Risk score, explained

The 7.8 HIGH score reflects a balance of factors. Attack Vector (Local) and moderate complexity limit opportunistic exploitation, keeping the score below CRITICAL. However, the low privilege requirement (any authorized user) and complete impact across confidentiality, integrity, and availability (all set to High) elevate severity substantially. The system scope impact (S:C) indicates privilege escalation can affect security contexts beyond the attacker's account. For enterprises with defense-in-depth controls and patched systems, actual risk is lower; for organizations with weak endpoint hygiene or legacy configurations, realized risk approaches or exceeds the base score.

Frequently asked questions

Can this vulnerability be exploited remotely?

No. CVE-2026-42979 requires local access (AV:L) and an authorized user account. Remote exploitation is not possible.
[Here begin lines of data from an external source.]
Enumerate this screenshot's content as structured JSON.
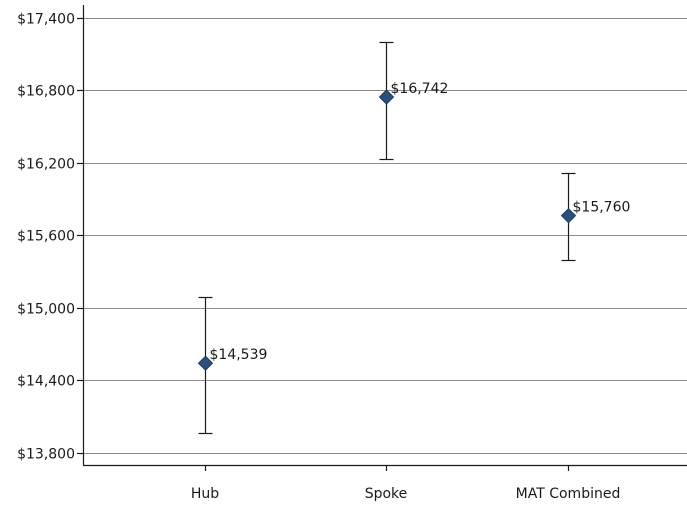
{
  "chart_data": {
    "type": "scatter",
    "title": "",
    "xlabel": "",
    "ylabel": "",
    "categories": [
      "Hub",
      "Spoke",
      "MAT Combined"
    ],
    "values": [
      14539,
      16742,
      15760
    ],
    "error_low": [
      13960,
      16230,
      15390
    ],
    "error_high": [
      15090,
      17200,
      16110
    ],
    "data_labels": [
      "$14,539",
      "$16,742",
      "$15,760"
    ],
    "ylim": [
      13800,
      17400
    ],
    "yticks": [
      13800,
      14400,
      15000,
      15600,
      16200,
      16800,
      17400
    ],
    "ytick_labels": [
      "$13,800",
      "$14,400",
      "$15,000",
      "$15,600",
      "$16,200",
      "$16,800",
      "$17,400"
    ],
    "marker": "diamond",
    "marker_color": "#2b4f7c",
    "grid": true,
    "legend": "none"
  }
}
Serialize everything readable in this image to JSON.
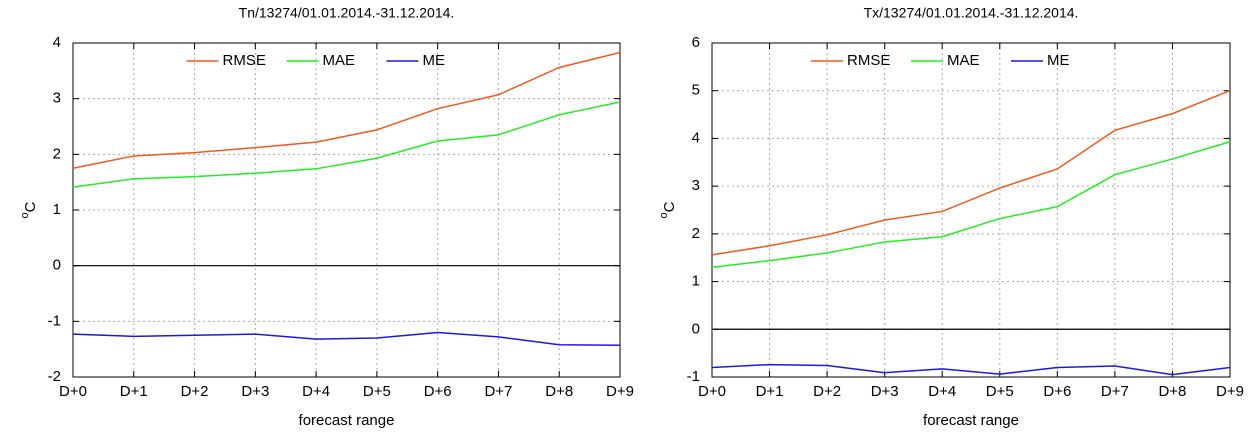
{
  "chart_data": [
    {
      "type": "line",
      "title": "Tn/13274/01.01.2014.-31.12.2014.",
      "xlabel": "forecast range",
      "ylabel_degree": "o",
      "ylabel": "C",
      "categories": [
        "D+0",
        "D+1",
        "D+2",
        "D+3",
        "D+4",
        "D+5",
        "D+6",
        "D+7",
        "D+8",
        "D+9"
      ],
      "ylim": [
        -2,
        4
      ],
      "yticks": [
        -2,
        -1,
        0,
        1,
        2,
        3,
        4
      ],
      "grid": true,
      "legend": "top",
      "series": [
        {
          "name": "RMSE",
          "color": "#f05a1e",
          "values": [
            1.75,
            1.97,
            2.03,
            2.12,
            2.22,
            2.44,
            2.82,
            3.07,
            3.56,
            3.83
          ]
        },
        {
          "name": "MAE",
          "color": "#22ee22",
          "values": [
            1.41,
            1.56,
            1.6,
            1.66,
            1.74,
            1.93,
            2.24,
            2.35,
            2.71,
            2.94
          ]
        },
        {
          "name": "ME",
          "color": "#1a1ae0",
          "values": [
            -1.23,
            -1.27,
            -1.25,
            -1.23,
            -1.32,
            -1.3,
            -1.2,
            -1.28,
            -1.42,
            -1.43
          ]
        }
      ]
    },
    {
      "type": "line",
      "title": "Tx/13274/01.01.2014.-31.12.2014.",
      "xlabel": "forecast range",
      "ylabel_degree": "o",
      "ylabel": "C",
      "categories": [
        "D+0",
        "D+1",
        "D+2",
        "D+3",
        "D+4",
        "D+5",
        "D+6",
        "D+7",
        "D+8",
        "D+9"
      ],
      "ylim": [
        -1,
        6
      ],
      "yticks": [
        -1,
        0,
        1,
        2,
        3,
        4,
        5,
        6
      ],
      "grid": true,
      "legend": "top",
      "series": [
        {
          "name": "RMSE",
          "color": "#f05a1e",
          "values": [
            1.56,
            1.75,
            1.98,
            2.29,
            2.47,
            2.96,
            3.36,
            4.17,
            4.52,
            5.0
          ]
        },
        {
          "name": "MAE",
          "color": "#22ee22",
          "values": [
            1.3,
            1.44,
            1.6,
            1.83,
            1.94,
            2.32,
            2.57,
            3.24,
            3.57,
            3.93
          ]
        },
        {
          "name": "ME",
          "color": "#1a1ae0",
          "values": [
            -0.8,
            -0.74,
            -0.76,
            -0.91,
            -0.83,
            -0.94,
            -0.8,
            -0.77,
            -0.95,
            -0.8
          ]
        }
      ]
    }
  ]
}
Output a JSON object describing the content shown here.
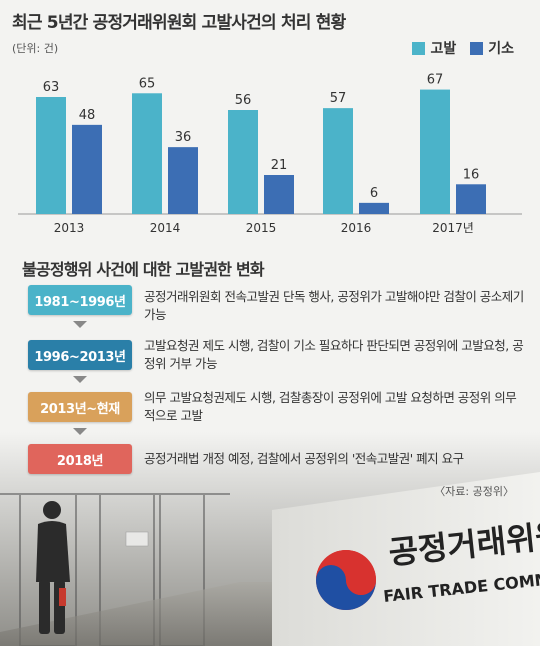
{
  "title": "최근 5년간 공정거래위원회 고발사건의 처리 현황",
  "unit": "(단위: 건)",
  "legend": [
    {
      "name": "고발",
      "color": "#4bb3c9"
    },
    {
      "name": "기소",
      "color": "#3c6eb4"
    }
  ],
  "chart_data": {
    "type": "bar",
    "title": "최근 5년간 공정거래위원회 고발사건의 처리 현황",
    "ylabel": "(단위: 건)",
    "categories": [
      "2013",
      "2014",
      "2015",
      "2016",
      "2017년"
    ],
    "series": [
      {
        "name": "고발",
        "values": [
          63,
          65,
          56,
          57,
          67
        ],
        "color": "#4bb3c9"
      },
      {
        "name": "기소",
        "values": [
          48,
          36,
          21,
          6,
          16
        ],
        "color": "#3c6eb4"
      }
    ],
    "ylim": [
      0,
      70
    ],
    "grid": false,
    "legend_position": "top-right",
    "data_labels": true
  },
  "timeline_title": "불공정행위 사건에 대한 고발권한 변화",
  "timeline": [
    {
      "period": "1981~1996년",
      "color": "#4bb3c9",
      "text": "공정거래위원회 전속고발권 단독 행사, 공정위가 고발해야만 검찰이 공소제기 가능"
    },
    {
      "period": "1996~2013년",
      "color": "#2a7fa8",
      "text": "고발요청권 제도 시행, 검찰이 기소 필요하다 판단되면 공정위에 고발요청, 공정위 거부 가능"
    },
    {
      "period": "2013년~현재",
      "color": "#d9a15b",
      "text": "의무 고발요청권제도 시행, 검찰총장이 공정위에 고발 요청하면 공정위 의무적으로 고발"
    },
    {
      "period": "2018년",
      "color": "#e0655c",
      "text": "공정거래법 개정 예정, 검찰에서 공정위의 '전속고발권' 폐지 요구"
    }
  ],
  "source": "〈자료: 공정위〉",
  "photo": {
    "sign_korean": "공정거래위원회",
    "sign_english": "FAIR TRADE COMMISSION",
    "door_sign": "공정거래위원회"
  }
}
The attacker must already have login credentials or physical access to the affected system.

Do I need to patch immediately, or can this wait until a scheduled maintenance window?

You should patch within your normal security update cycle—typically within 1–2 weeks of release. The HIGH severity and broad affected versions warrant prioritization, but the local-only attack vector allows for measured, phased deployment rather than emergency out-of-band patching. Prioritize production servers and shared workstations first.

Which Windows versions are most critical to patch first?

Windows Server 2019, 2022, and 2025 should be prioritized because they support multiple concurrent users and larger blast radius. Shared client workstations (labs, terminal servers, developer machines) and high-value endpoints are secondary priorities. Standard single-user Windows 10/11 machines present lower risk but should still be patched within a reasonable timeframe.

How does the race condition in Push Notifications lead to privilege escalation?

The vulnerability arises from improper synchronization of a shared resource within the notification service. An attacker can exploit timing gaps to manipulate memory or state in a way that grants elevated privileges. High attack complexity (AC:H) means triggering it reliably may require specialized knowledge or multiple attempts, but once weaponized, the escalation path is deterministic.

This analysis is based on vendor-supplied CVE and CVSS data as of June 2026. Patch version numbers, exact build coverage, and remediation timelines should be verified against official Microsoft security advisories and your organization's vulnerability management systems. No working exploit code is provided or recommended. Actual risk varies by environment, endpoint controls, and asset sensitivity. Organizations should conduct their own risk assessment aligned with their threat model and business context. SEC.co makes no warranties regarding patch availability, compatibility, or effectiveness in your specific environment. Source: NVD (public-domain), retrieved 2026-07-15. Analysis generated by SEC.co (claude-haiku-4-5).